IS-K was first formed in 2015 with the blessing of Baghdadi, according to Western think-tanks, and was a formidable adversary to the U.S.-backed government and Taliban insurgents, even as the two fought each other.
Without international and U.S.-trained forces to contend with, IS-K activities have grown, stoking fears that Afghanistan could again become a haven for militant groups just as it was when al Qaeda attacked the United States in 2001.
“It’s just about the biggest concern at the moment for everyone, in the region and in the West,” a senior Western diplomat told Reuters late last year.
Moscow has voiced concern about IS-K increasing its footprint in Central Asian states.
The group has carried out a number of audacious attacks recently, most notably a complex raid on Afghanistan’s biggest military hospital in November last year that killed at least 25 people and wounded more than 50.
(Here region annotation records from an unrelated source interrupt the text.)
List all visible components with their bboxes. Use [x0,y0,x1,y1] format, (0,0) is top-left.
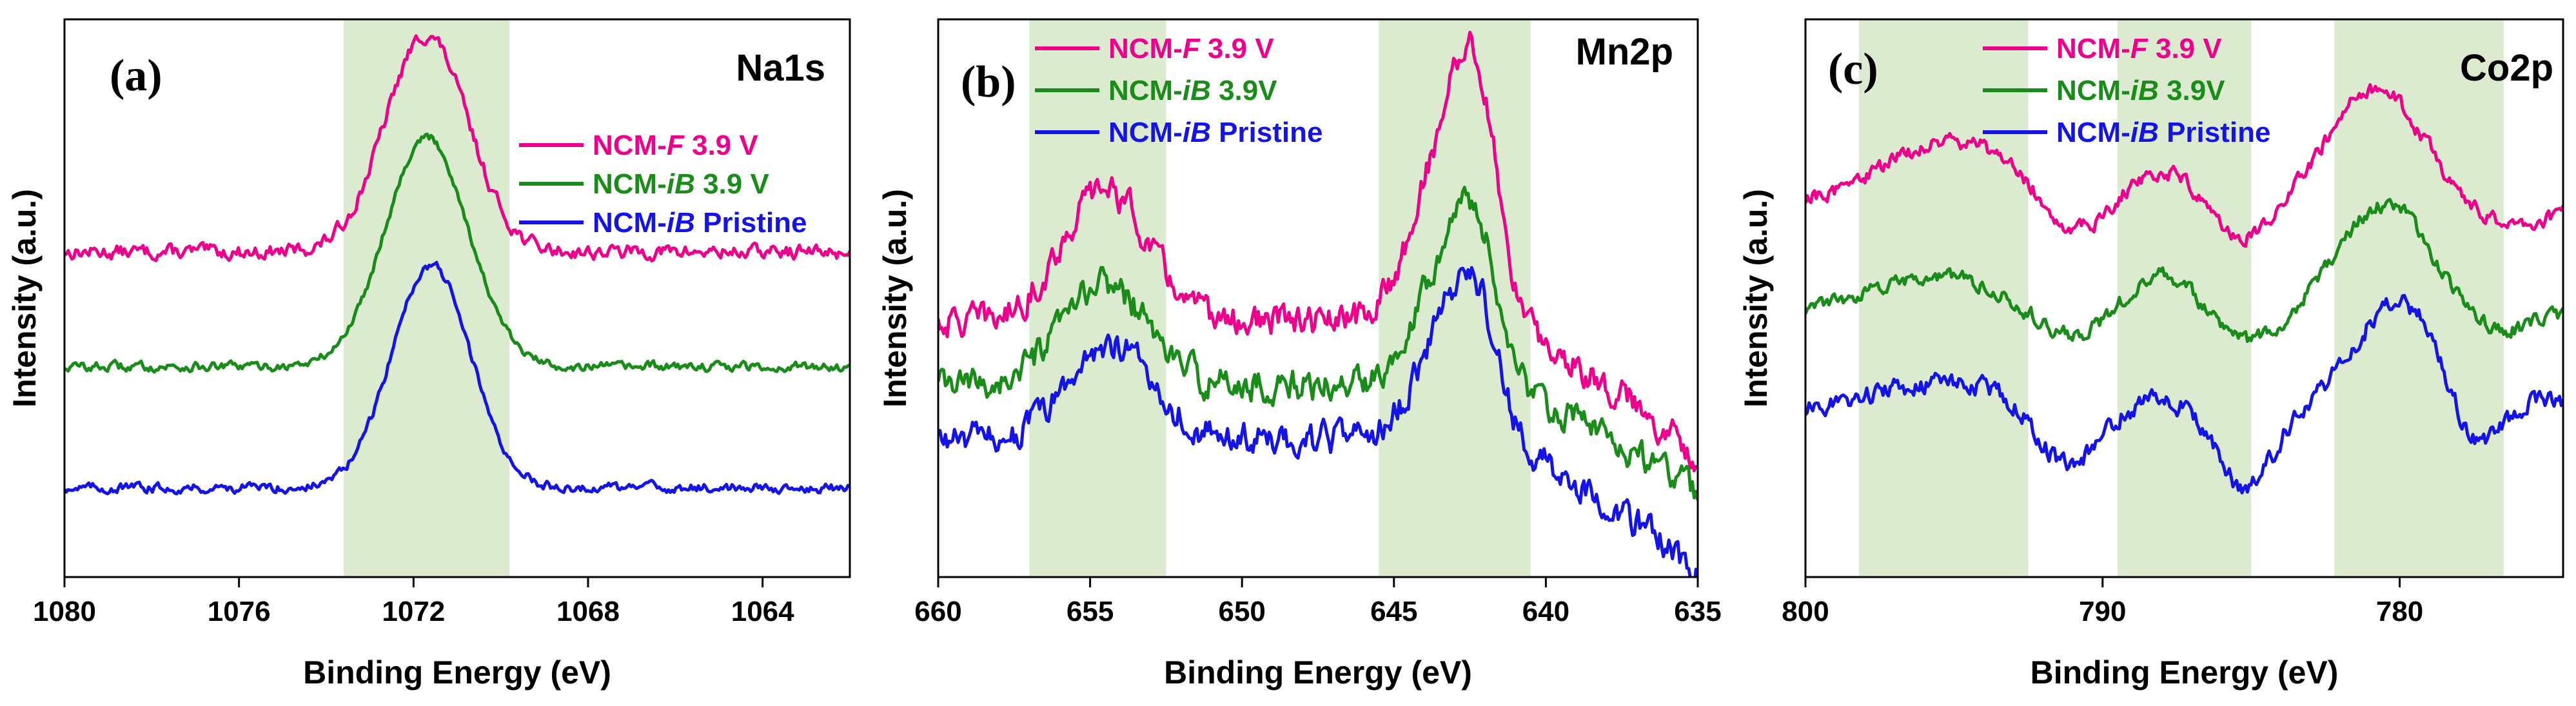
series-line [938,266,1698,577]
x-tick-label: 650 [1218,596,1265,627]
x-tick-label: 635 [1674,596,1721,627]
shaded-region [344,19,510,577]
panel-b: 660 655 650 645 640 635 Binding Energy (eV) Int… [877,18,1722,691]
x-tick-label: 655 [1067,596,1114,627]
legend-entry: NCM-F 3.9 V [1108,33,1274,64]
shaded-region [1858,19,2029,577]
x-tick-label: 1076 [208,596,271,627]
legend-entry: NCM-iB 3.9V [1108,75,1277,106]
panel-a: 1080 1076 1072 1068 1064 Binding Energy (eV) I… [6,18,851,691]
shaded-region [2117,19,2252,577]
legend-entry: NCM-F 3.9 V [593,130,758,161]
series-line [64,132,850,374]
series-line [1805,83,2563,248]
legend-entry: NCM-iB Pristine [2056,117,2270,148]
legend-entry: NCM-iB 3.9V [2056,75,2225,106]
x-tick-label: 800 [1782,596,1829,627]
panel-label: (c) [1828,44,1878,94]
x-tick-label: 660 [914,596,961,627]
x-tick-label: 1064 [731,596,794,627]
shaded-region [1029,19,1166,577]
series-line [938,186,1698,501]
panel-label: (a) [110,51,162,101]
x-tick-label: 790 [2079,596,2126,627]
element-title: Co2p [2460,47,2553,89]
legend-entry: NCM-iB 3.9 V [593,168,769,200]
x-axis-label: Binding Energy (eV) [303,654,611,691]
legend-entry: NCM-iB Pristine [593,207,807,239]
x-tick-label: 1072 [382,596,445,627]
axes-frame [63,18,851,578]
series-line [64,260,850,496]
series-line [1805,197,2563,343]
y-axis-label: Intensity (a.u.) [6,189,43,407]
series-line [64,34,850,262]
x-axis-label: Binding Energy (eV) [2030,654,2339,691]
element-title: Na1s [736,47,825,89]
x-tick-label: 780 [2376,596,2423,627]
panel-label: (b) [961,57,1016,107]
series-line [938,30,1698,473]
series-line [1805,293,2563,495]
shaded-region [2334,19,2504,577]
legend-entry: NCM-iB Pristine [1108,117,1322,148]
x-axis-label: Binding Energy (eV) [1164,654,1472,691]
y-axis-label: Intensity (a.u.) [1738,189,1774,407]
shaded-region [1379,19,1531,577]
axes-frame [1804,18,2564,578]
legend-entry: NCM-F 3.9 V [2056,33,2222,64]
y-axis-label: Intensity (a.u.) [877,189,913,407]
x-tick-label: 1068 [556,596,620,627]
panel-c: 800 790 780 Binding Energy (eV) Intensity (a… [1738,18,2564,691]
x-tick-label: 645 [1370,596,1417,627]
axes-frame [937,18,1699,578]
x-tick-label: 640 [1522,596,1569,627]
x-tick-label: 1080 [33,596,96,627]
element-title: Mn2p [1576,31,1673,73]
That followed a string of bombings by the group, including a suicide attack outside the gates of Kabul airport during a chaotic U.S. evacuation operation that killed close to 200 people, including U.S. military personnel.
Figures on IS-K’s strength vary. A committee of the U.N. Security Council put the number of IS-K fighters at between 1,500 and 2,200, but that was just before the fall of Kabul.
There have been reports of disaffected Taliban fighters and some Pakistani Taliban members joining IS-K in recent months. A spiralling economic crisis has pushed millions into poverty and left former Afghan Taliban fighters with no employment.
There is little to suggest direct material coordination between IS-K and Islamic State in the Middle East, but some claims of attacks carried out in Afghanistan and neighbouring areas are posted on the group’s central information channels.